Mental Health Blog

Living Through a Pandemic

Posted by Natasha Griffin on


Our physical health is something we can take for granted. It can feel unsettling when we believe that our physical health is threatened. With all the news reports mentioning how the bay area can easily and swiftly be infected with the new wide spread coronavirus our community is being impacted by thoughts of worry and fear. Panic ensues and people are becoming closed off and sheltered from one another. The physical distancing begins to feel like an emotional one. Some thoughts to keep in mind when we are beginning to isolate ourselves and distance ourselves from our communities due to safety concerns. Here are some things to consider when worrying about the current changes happening in our community: 

  • We are a community even when we are not together physically, our thoughts and prayers continue to go out towards one another.
  • Mental health is important during these times, there are many swift changes being made. It is important that we take time to slow down and be present.
  • We should help those around us during these times but we also need to remember our boundaries and how to implement them while in a shared space.
  • Physical disconnect does not mean emotional disconnect. We need to remember that our support systems are still available; they just look a bit different.

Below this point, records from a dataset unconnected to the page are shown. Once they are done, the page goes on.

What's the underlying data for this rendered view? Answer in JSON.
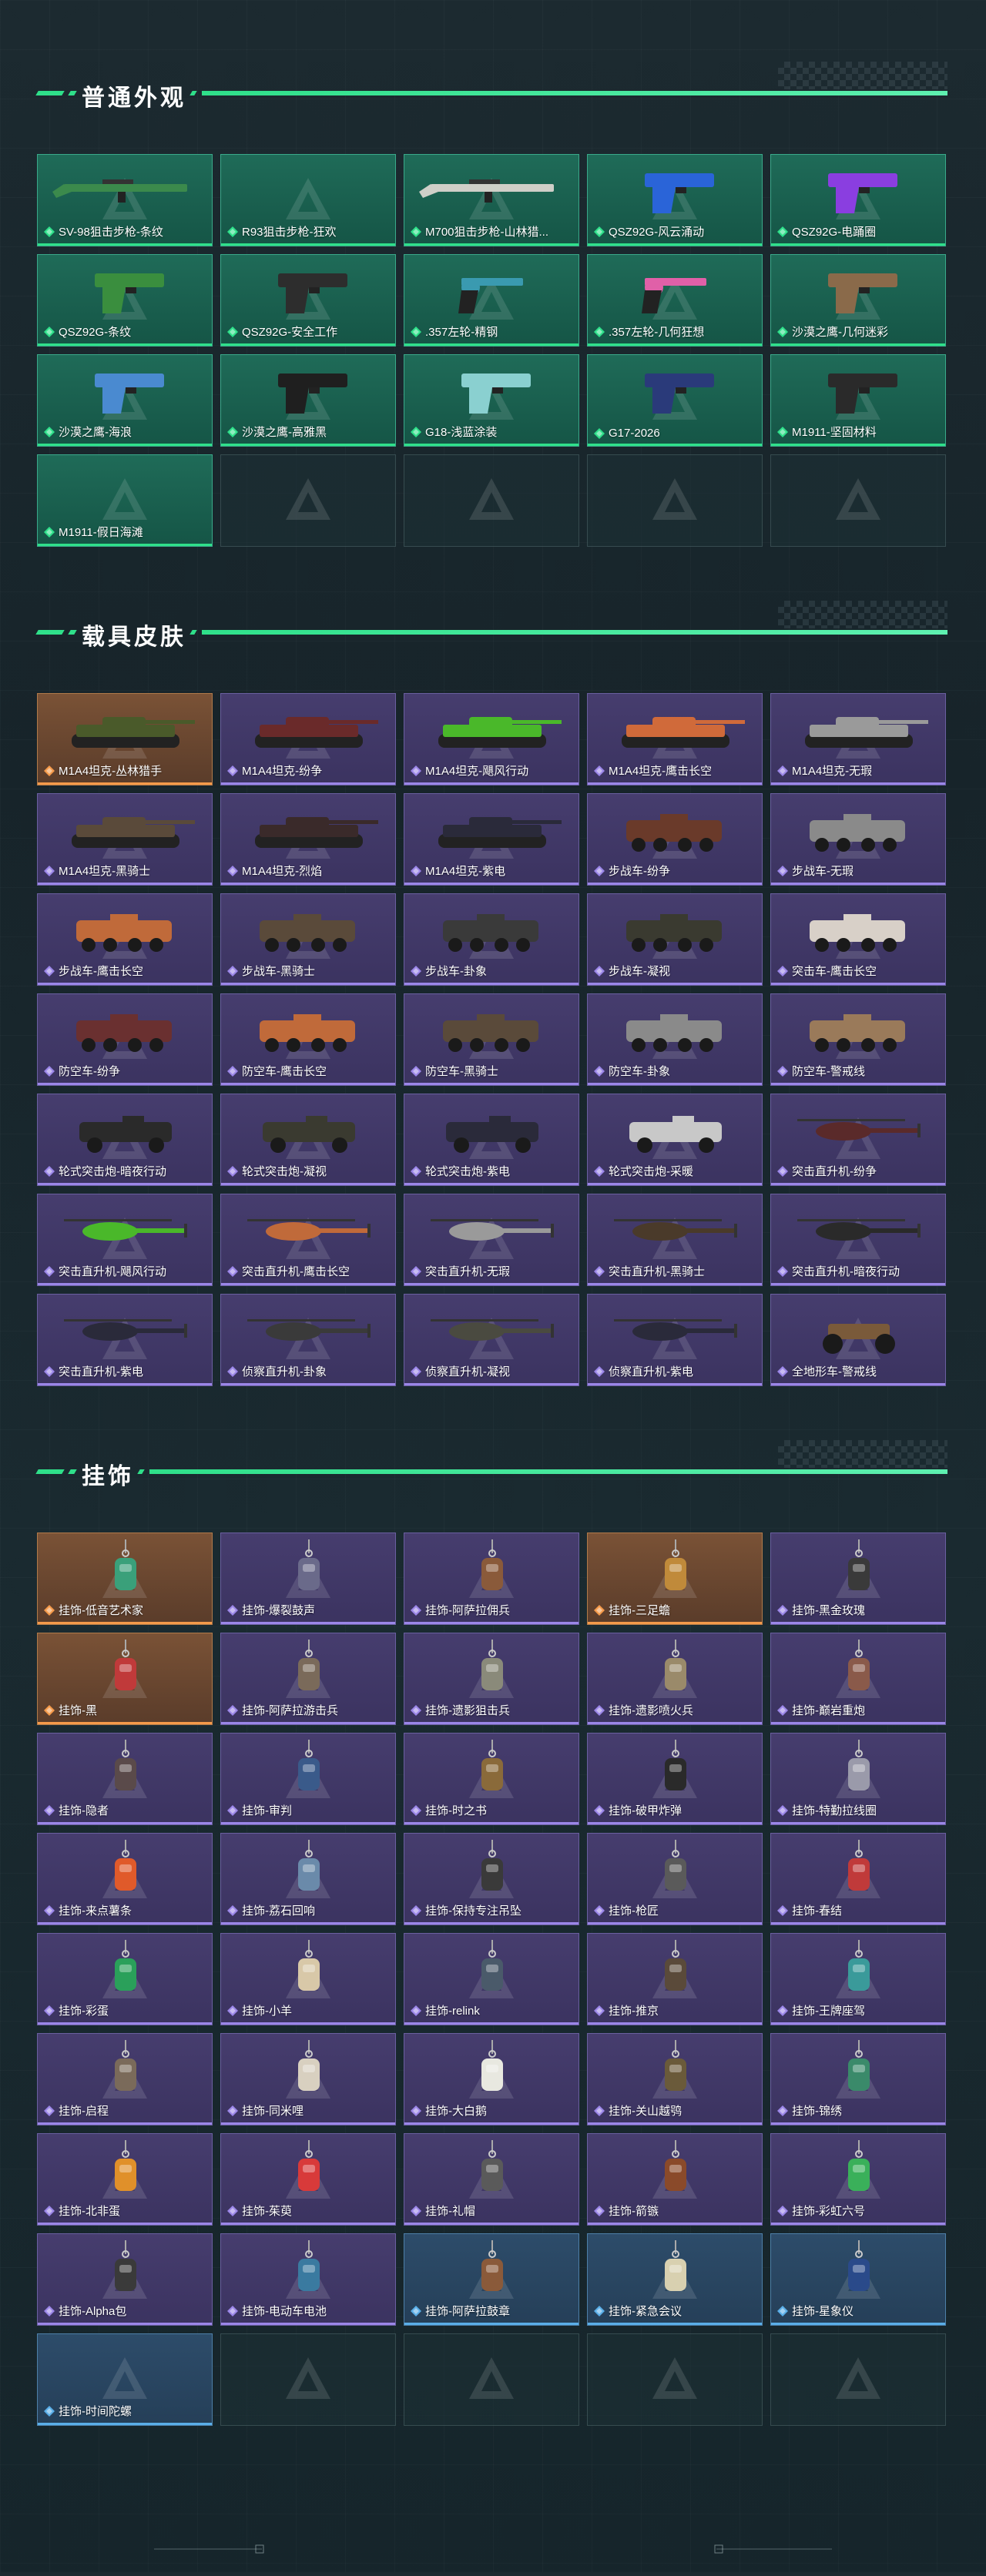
{
  "sections": [
    {
      "title": "普通外观",
      "items": [
        {
          "label": "SV-98狙击步枪-条纹",
          "rarity": "green",
          "art": "rifle",
          "color": "#3b8a4c"
        },
        {
          "label": "R93狙击步枪-狂欢",
          "rarity": "green",
          "art": "none",
          "color": ""
        },
        {
          "label": "M700狙击步枪-山林猎...",
          "rarity": "green",
          "art": "rifle",
          "color": "#cfcfc8"
        },
        {
          "label": "QSZ92G-风云涌动",
          "rarity": "green",
          "art": "pistol",
          "color": "#2a64d8"
        },
        {
          "label": "QSZ92G-电踊圈",
          "rarity": "green",
          "art": "pistol",
          "color": "#8a3ee0"
        },
        {
          "label": "QSZ92G-条纹",
          "rarity": "green",
          "art": "pistol",
          "color": "#3a8e3e"
        },
        {
          "label": "QSZ92G-安全工作",
          "rarity": "green",
          "art": "pistol",
          "color": "#2d2d2d"
        },
        {
          "label": ".357左轮-精钢",
          "rarity": "green",
          "art": "revolver",
          "color": "#3a9ab0"
        },
        {
          "label": ".357左轮-几何狂想",
          "rarity": "green",
          "art": "revolver",
          "color": "#e060a8"
        },
        {
          "label": "沙漠之鹰-几何迷彩",
          "rarity": "green",
          "art": "pistol",
          "color": "#8a6a4a"
        },
        {
          "label": "沙漠之鹰-海浪",
          "rarity": "green",
          "art": "pistol",
          "color": "#4a8ad0"
        },
        {
          "label": "沙漠之鹰-高雅黑",
          "rarity": "green",
          "art": "pistol",
          "color": "#1f1f1f"
        },
        {
          "label": "G18-浅蓝涂装",
          "rarity": "green",
          "art": "pistol",
          "color": "#8ad0d0"
        },
        {
          "label": "G17-2026",
          "rarity": "green",
          "art": "pistol",
          "color": "#2a3a7a"
        },
        {
          "label": "M1911-坚固材料",
          "rarity": "green",
          "art": "pistol",
          "color": "#2a2a2a"
        },
        {
          "label": "M1911-假日海滩",
          "rarity": "green",
          "art": "none",
          "color": ""
        },
        {
          "label": "",
          "rarity": "empty",
          "art": "none",
          "color": ""
        },
        {
          "label": "",
          "rarity": "empty",
          "art": "none",
          "color": ""
        },
        {
          "label": "",
          "rarity": "empty",
          "art": "none",
          "color": ""
        },
        {
          "label": "",
          "rarity": "empty",
          "art": "none",
          "color": ""
        }
      ]
    },
    {
      "title": "载具皮肤",
      "items": [
        {
          "label": "M1A4坦克-丛林猎手",
          "rarity": "orange",
          "art": "tank",
          "color": "#4a5a2a"
        },
        {
          "label": "M1A4坦克-纷争",
          "rarity": "purple",
          "art": "tank",
          "color": "#6a2a2a"
        },
        {
          "label": "M1A4坦克-飓风行动",
          "rarity": "purple",
          "art": "tank",
          "color": "#4ab82a"
        },
        {
          "label": "M1A4坦克-鹰击长空",
          "rarity": "purple",
          "art": "tank",
          "color": "#d06a3a"
        },
        {
          "label": "M1A4坦克-无瑕",
          "rarity": "purple",
          "art": "tank",
          "color": "#9a9a9a"
        },
        {
          "label": "M1A4坦克-黑骑士",
          "rarity": "purple",
          "art": "tank",
          "color": "#5a4a3a"
        },
        {
          "label": "M1A4坦克-烈焰",
          "rarity": "purple",
          "art": "tank",
          "color": "#3a2a2a"
        },
        {
          "label": "M1A4坦克-紫电",
          "rarity": "purple",
          "art": "tank",
          "color": "#2a2a3a"
        },
        {
          "label": "步战车-纷争",
          "rarity": "purple",
          "art": "ifv",
          "color": "#6a3a2a"
        },
        {
          "label": "步战车-无瑕",
          "rarity": "purple",
          "art": "ifv",
          "color": "#8a8a8a"
        },
        {
          "label": "步战车-鹰击长空",
          "rarity": "purple",
          "art": "ifv",
          "color": "#c06a3a"
        },
        {
          "label": "步战车-黑骑士",
          "rarity": "purple",
          "art": "ifv",
          "color": "#5a4a3a"
        },
        {
          "label": "步战车-卦象",
          "rarity": "purple",
          "art": "ifv",
          "color": "#3a3a3a"
        },
        {
          "label": "步战车-凝视",
          "rarity": "purple",
          "art": "ifv",
          "color": "#3a3a30"
        },
        {
          "label": "突击车-鹰击长空",
          "rarity": "purple",
          "art": "ifv",
          "color": "#d8d0c8"
        },
        {
          "label": "防空车-纷争",
          "rarity": "purple",
          "art": "ifv",
          "color": "#6a3030"
        },
        {
          "label": "防空车-鹰击长空",
          "rarity": "purple",
          "art": "ifv",
          "color": "#c06a3a"
        },
        {
          "label": "防空车-黑骑士",
          "rarity": "purple",
          "art": "ifv",
          "color": "#5a4a3a"
        },
        {
          "label": "防空车-卦象",
          "rarity": "purple",
          "art": "ifv",
          "color": "#8a8a8a"
        },
        {
          "label": "防空车-警戒线",
          "rarity": "purple",
          "art": "ifv",
          "color": "#9a7a5a"
        },
        {
          "label": "轮式突击炮-暗夜行动",
          "rarity": "purple",
          "art": "apc",
          "color": "#2a2a2a"
        },
        {
          "label": "轮式突击炮-凝视",
          "rarity": "purple",
          "art": "apc",
          "color": "#3a3a30"
        },
        {
          "label": "轮式突击炮-紫电",
          "rarity": "purple",
          "art": "apc",
          "color": "#2a2a3a"
        },
        {
          "label": "轮式突击炮-采暖",
          "rarity": "purple",
          "art": "apc",
          "color": "#c8c8c8"
        },
        {
          "label": "突击直升机-纷争",
          "rarity": "purple",
          "art": "heli",
          "color": "#5a2a2a"
        },
        {
          "label": "突击直升机-飓风行动",
          "rarity": "purple",
          "art": "heli",
          "color": "#4ab82a"
        },
        {
          "label": "突击直升机-鹰击长空",
          "rarity": "purple",
          "art": "heli",
          "color": "#c06a3a"
        },
        {
          "label": "突击直升机-无瑕",
          "rarity": "purple",
          "art": "heli",
          "color": "#9a9a9a"
        },
        {
          "label": "突击直升机-黑骑士",
          "rarity": "purple",
          "art": "heli",
          "color": "#4a3a2a"
        },
        {
          "label": "突击直升机-暗夜行动",
          "rarity": "purple",
          "art": "heli",
          "color": "#2a2a2a"
        },
        {
          "label": "突击直升机-紫电",
          "rarity": "purple",
          "art": "heli",
          "color": "#2a2a3a"
        },
        {
          "label": "侦察直升机-卦象",
          "rarity": "purple",
          "art": "heli",
          "color": "#3a3a3a"
        },
        {
          "label": "侦察直升机-凝视",
          "rarity": "purple",
          "art": "heli",
          "color": "#4a4a40"
        },
        {
          "label": "侦察直升机-紫电",
          "rarity": "purple",
          "art": "heli",
          "color": "#2a2a3a"
        },
        {
          "label": "全地形车-警戒线",
          "rarity": "purple",
          "art": "atv",
          "color": "#7a5a3a"
        }
      ]
    },
    {
      "title": "挂饰",
      "items": [
        {
          "label": "挂饰-低音艺术家",
          "rarity": "orange",
          "art": "charm",
          "color": "#3aa07a"
        },
        {
          "label": "挂饰-爆裂鼓声",
          "rarity": "purple",
          "art": "charm",
          "color": "#6a6a8a"
        },
        {
          "label": "挂饰-阿萨拉佣兵",
          "rarity": "purple",
          "art": "charm",
          "color": "#8a5a3a"
        },
        {
          "label": "挂饰-三足蟾",
          "rarity": "orange",
          "art": "charm",
          "color": "#c08a3a"
        },
        {
          "label": "挂饰-黑金玫瑰",
          "rarity": "purple",
          "art": "charm",
          "color": "#3a3a3a"
        },
        {
          "label": "挂饰-黑",
          "rarity": "orange",
          "art": "charm",
          "color": "#c03a3a"
        },
        {
          "label": "挂饰-阿萨拉游击兵",
          "rarity": "purple",
          "art": "charm",
          "color": "#7a6a5a"
        },
        {
          "label": "挂饰-遗影狙击兵",
          "rarity": "purple",
          "art": "charm",
          "color": "#8a8a7a"
        },
        {
          "label": "挂饰-遗影喷火兵",
          "rarity": "purple",
          "art": "charm",
          "color": "#9a8a6a"
        },
        {
          "label": "挂饰-巅岩重炮",
          "rarity": "purple",
          "art": "charm",
          "color": "#8a5a4a"
        },
        {
          "label": "挂饰-隐者",
          "rarity": "purple",
          "art": "charm",
          "color": "#5a4a4a"
        },
        {
          "label": "挂饰-审判",
          "rarity": "purple",
          "art": "charm",
          "color": "#3a5a8a"
        },
        {
          "label": "挂饰-时之书",
          "rarity": "purple",
          "art": "charm",
          "color": "#8a6a3a"
        },
        {
          "label": "挂饰-破甲炸弹",
          "rarity": "purple",
          "art": "charm",
          "color": "#2a2a2a"
        },
        {
          "label": "挂饰-特勤拉线圈",
          "rarity": "purple",
          "art": "charm",
          "color": "#9a9aaa"
        },
        {
          "label": "挂饰-来点薯条",
          "rarity": "purple",
          "art": "charm",
          "color": "#e05a2a"
        },
        {
          "label": "挂饰-荔石回响",
          "rarity": "purple",
          "art": "charm",
          "color": "#6a8aaa"
        },
        {
          "label": "挂饰-保持专注吊坠",
          "rarity": "purple",
          "art": "charm",
          "color": "#3a3a3a"
        },
        {
          "label": "挂饰-枪匠",
          "rarity": "purple",
          "art": "charm",
          "color": "#5a5a5a"
        },
        {
          "label": "挂饰-春结",
          "rarity": "purple",
          "art": "charm",
          "color": "#c03a3a"
        },
        {
          "label": "挂饰-彩蛋",
          "rarity": "purple",
          "art": "charm",
          "color": "#2aa05a"
        },
        {
          "label": "挂饰-小羊",
          "rarity": "purple",
          "art": "charm",
          "color": "#d8c8a8"
        },
        {
          "label": "挂饰-relink",
          "rarity": "purple",
          "art": "charm",
          "color": "#4a5a6a"
        },
        {
          "label": "挂饰-推京",
          "rarity": "purple",
          "art": "charm",
          "color": "#5a4a3a"
        },
        {
          "label": "挂饰-王牌座驾",
          "rarity": "purple",
          "art": "charm",
          "color": "#3a9a9a"
        },
        {
          "label": "挂饰-启程",
          "rarity": "purple",
          "art": "charm",
          "color": "#7a6a5a"
        },
        {
          "label": "挂饰-同米哩",
          "rarity": "purple",
          "art": "charm",
          "color": "#d8d0c0"
        },
        {
          "label": "挂饰-大白鹅",
          "rarity": "purple",
          "art": "charm",
          "color": "#e8e8e0"
        },
        {
          "label": "挂饰-关山越鸮",
          "rarity": "purple",
          "art": "charm",
          "color": "#6a5a3a"
        },
        {
          "label": "挂饰-锦绣",
          "rarity": "purple",
          "art": "charm",
          "color": "#3a8a6a"
        },
        {
          "label": "挂饰-北非蛋",
          "rarity": "purple",
          "art": "charm",
          "color": "#e0902a"
        },
        {
          "label": "挂饰-茱萸",
          "rarity": "purple",
          "art": "charm",
          "color": "#d83a3a"
        },
        {
          "label": "挂饰-礼帽",
          "rarity": "purple",
          "art": "charm",
          "color": "#5a5a5a"
        },
        {
          "label": "挂饰-箭镞",
          "rarity": "purple",
          "art": "charm",
          "color": "#8a4a2a"
        },
        {
          "label": "挂饰-彩虹六号",
          "rarity": "purple",
          "art": "charm",
          "color": "#3ab05a"
        },
        {
          "label": "挂饰-Alpha包",
          "rarity": "purple",
          "art": "charm",
          "color": "#3a3a3a"
        },
        {
          "label": "挂饰-电动车电池",
          "rarity": "purple",
          "art": "charm",
          "color": "#3a7aa0"
        },
        {
          "label": "挂饰-阿萨拉鼓章",
          "rarity": "blue",
          "art": "charm",
          "color": "#8a5a3a"
        },
        {
          "label": "挂饰-紧急会议",
          "rarity": "blue",
          "art": "charm",
          "color": "#d8d0b0"
        },
        {
          "label": "挂饰-星象仪",
          "rarity": "blue",
          "art": "charm",
          "color": "#2a4a8a"
        },
        {
          "label": "挂饰-时间陀螺",
          "rarity": "blue",
          "art": "none",
          "color": ""
        },
        {
          "label": "",
          "rarity": "empty",
          "art": "none",
          "color": ""
        },
        {
          "label": "",
          "rarity": "empty",
          "art": "none",
          "color": ""
        },
        {
          "label": "",
          "rarity": "empty",
          "art": "none",
          "color": ""
        },
        {
          "label": "",
          "rarity": "empty",
          "art": "none",
          "color": ""
        }
      ]
    }
  ],
  "accent_color": "#2fe08a",
  "rarity_colors": {
    "green": "#2fe08a",
    "purple": "#9b86e8",
    "orange": "#f59a4a",
    "blue": "#5aaee8"
  }
}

 It is important to stay positive during these times. Keep a schedule or a to do list to stay organized and clear headed. Mark things that you need to do but also things that you want to do. Now is the time you can finally check off all the things you had planned or were going to get around too but life just got in the way. Following a schedule is helpful to many who need that structure but going off course can be just as therapeutic. For some this shift in environment and pace may be what they need to feel creative and expressive and care for themselves in that way.

It is important to keep in mind the different responses that people will have to this news and how we can support one another with use of patience and kindness.